VCT: I love your song “Coming my way” it is so pure and real it hits hard, what your favorite dirty joke?

 

Ha ha, I am the king of dirty jokes. Tasteful and un-tasteful.

Two drunks are sitting on the side of the curb watching a dog lick it’s crotch. One says to the other “I wish I could do that” the other says “you’d better pet him first he looks kind of mean”

 

VCT:  You are quite a rich man with lots of experience, do you have any favorites?

 

One of my greatest experiences has come to me in the last little while. While visiting the island of Jamaica I have met so many friends and now people I consider family in this beautiful jewel of the Caribbean ocean. My wife and I decided after 10 years of not going anywhere because our lives were so busy that we needed a break. We quickly met friends at the resort we stayed at but over the 28 days that we were there we spent little to no time at the actual hotel; but spent it with people in their homes and communities.

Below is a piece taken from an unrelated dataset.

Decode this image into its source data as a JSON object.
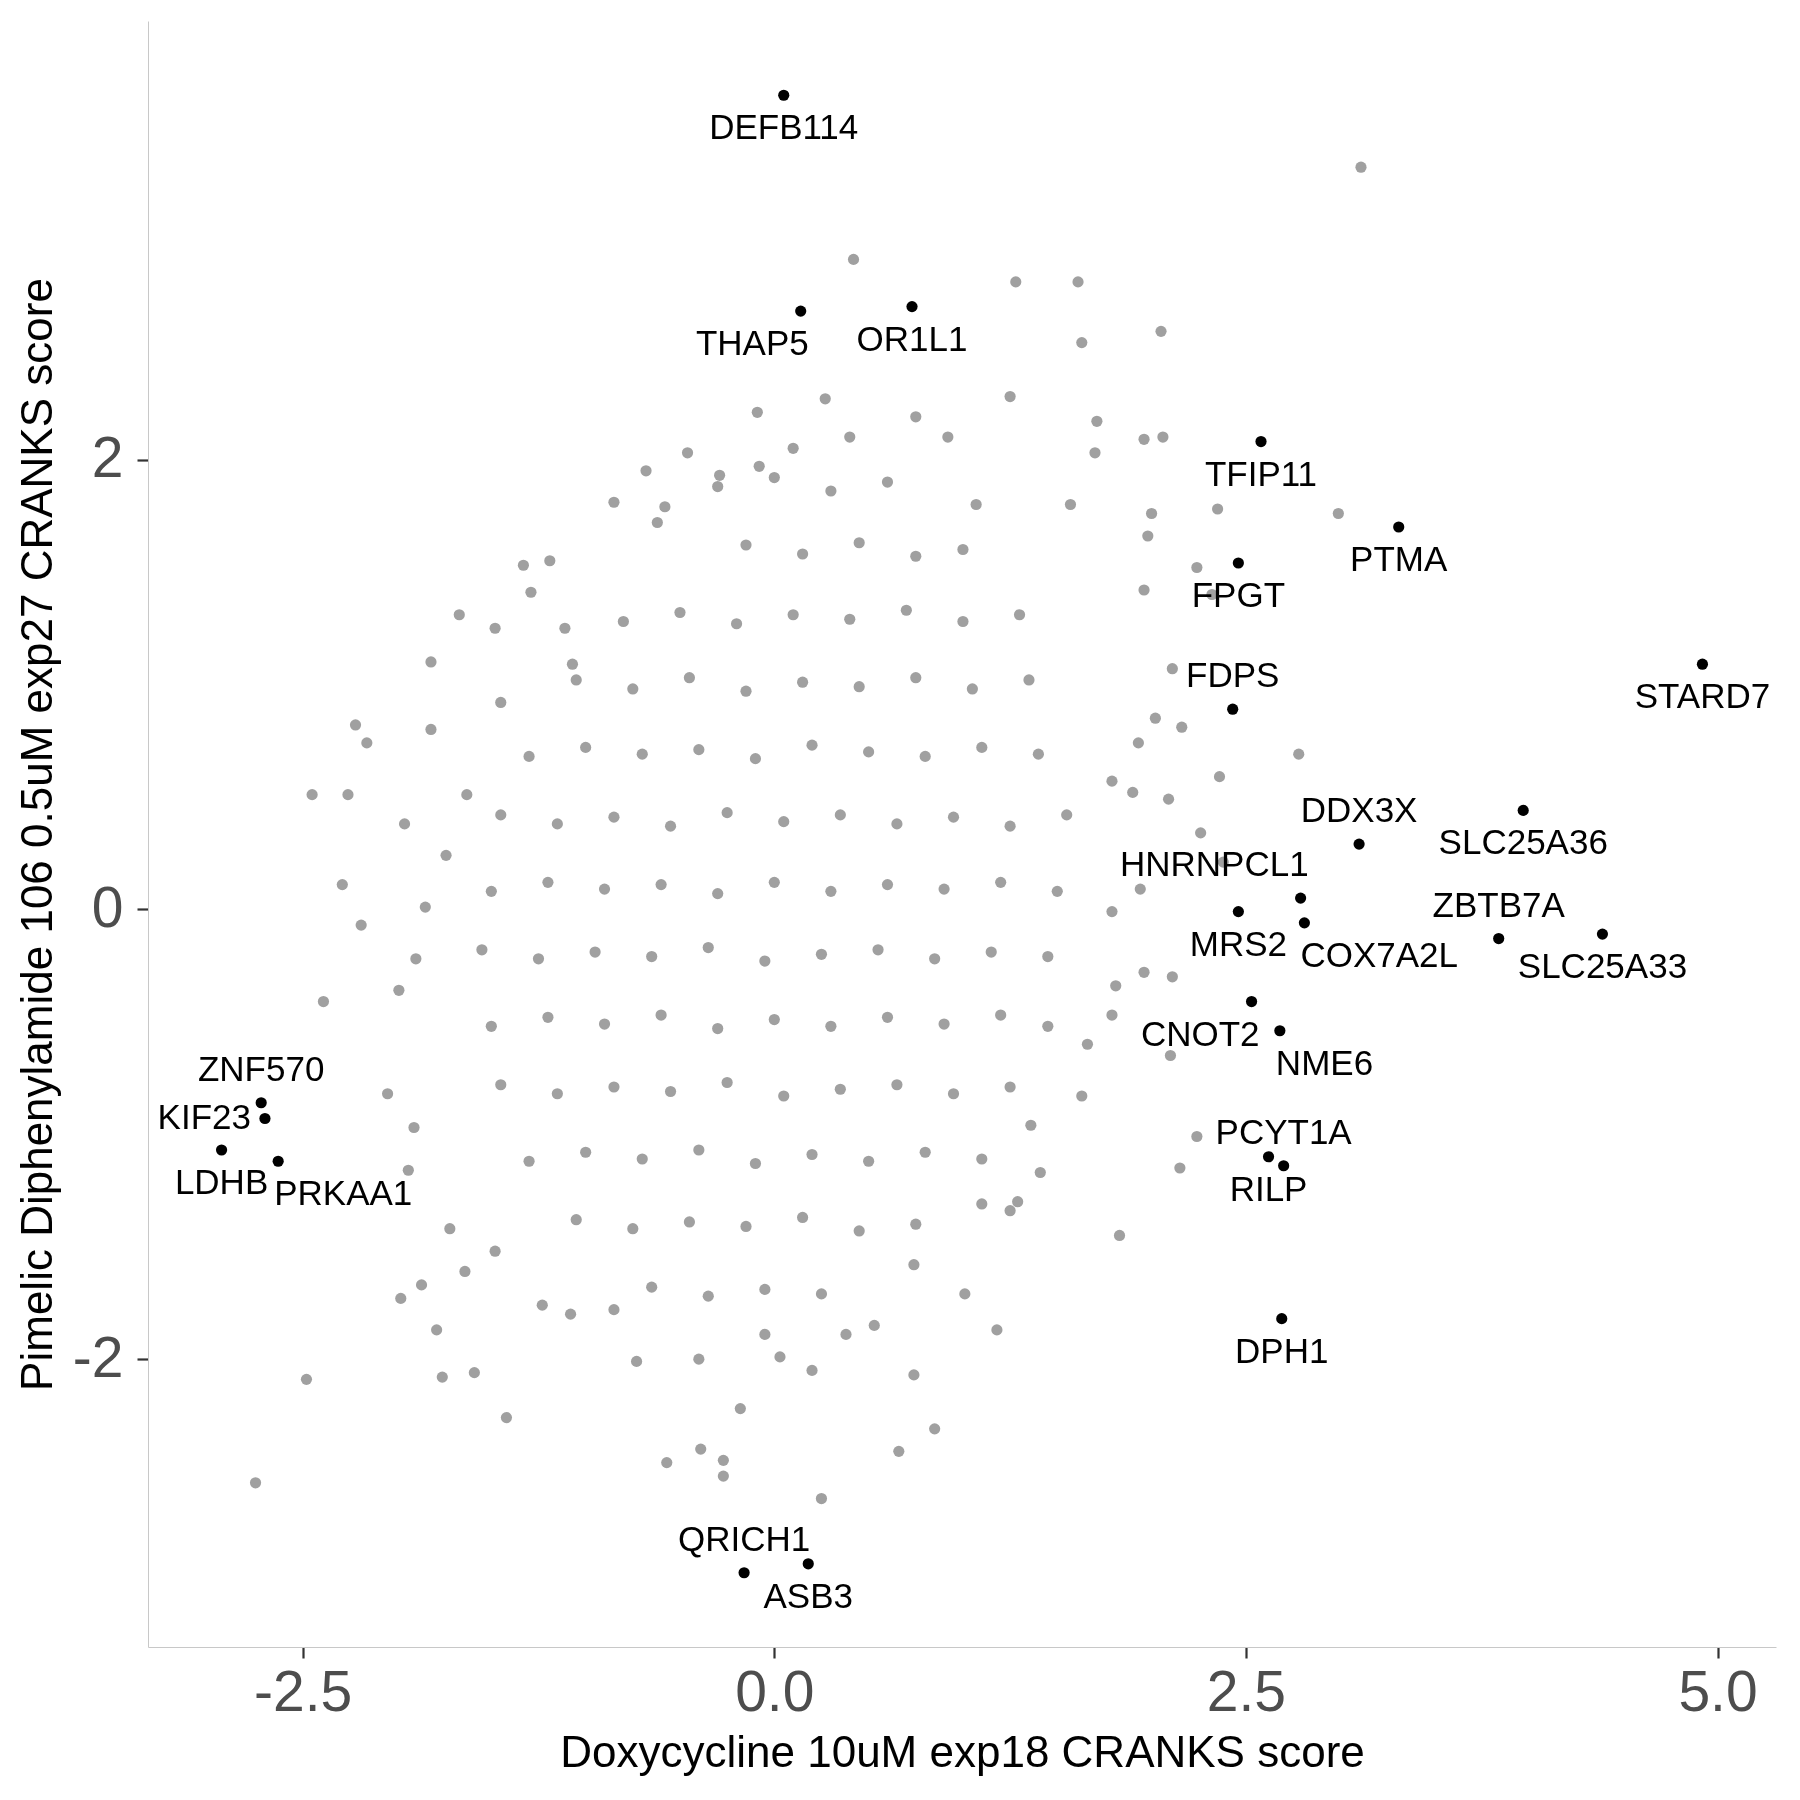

Many people told me you have to be careful when you go to Jamaica that nothing bad happens to you if you leave the resort. One of the very first things that I did when we left the resort was to go down to Kingston to District 3 Port Royal and play my acoustic guitar on the street to people. In a very short time a song like “Coming My Way” would gather crowds of two to 300 people that would be listening, clapping and singing along. Very quickly I started to realize that the notices of warnings that we were getting from people was something that really existed inside of our own fears and minds. People all over the world are very much the same. We all want to be loved, we want to be safe and happy. There’ll always be good and bad in the world but if we live our lives in fear it may be difficult for us to deal with the bad, at the same time shut ourselves off from all the wonderful experiences that we could have with people. Jamaica solidified this for me in my heart. I could go anywhere at any time with confidence, pick up my guitar and play music to people wherever I went. This experience has made me rich in confidence and feel like I can take on any problem wherever I go.

 

 

 

 

VCT: Anything you want to share with your fans? “

 

Well, first off let me say what a pleasure it has been talking with you today about my music and philosophies. I would like to say a special shout out to all the Ed heads that have been supporting me over the last years. It has been truly tremendous. I would also like to once again send a shout out to my manager and co-conspirator in my musical endeavors Michael Stover for all his hard work getting my art out there. Thank you for such a wonderful interview and I look forward to talking to you in the future. You are totally, totally an Ed Head.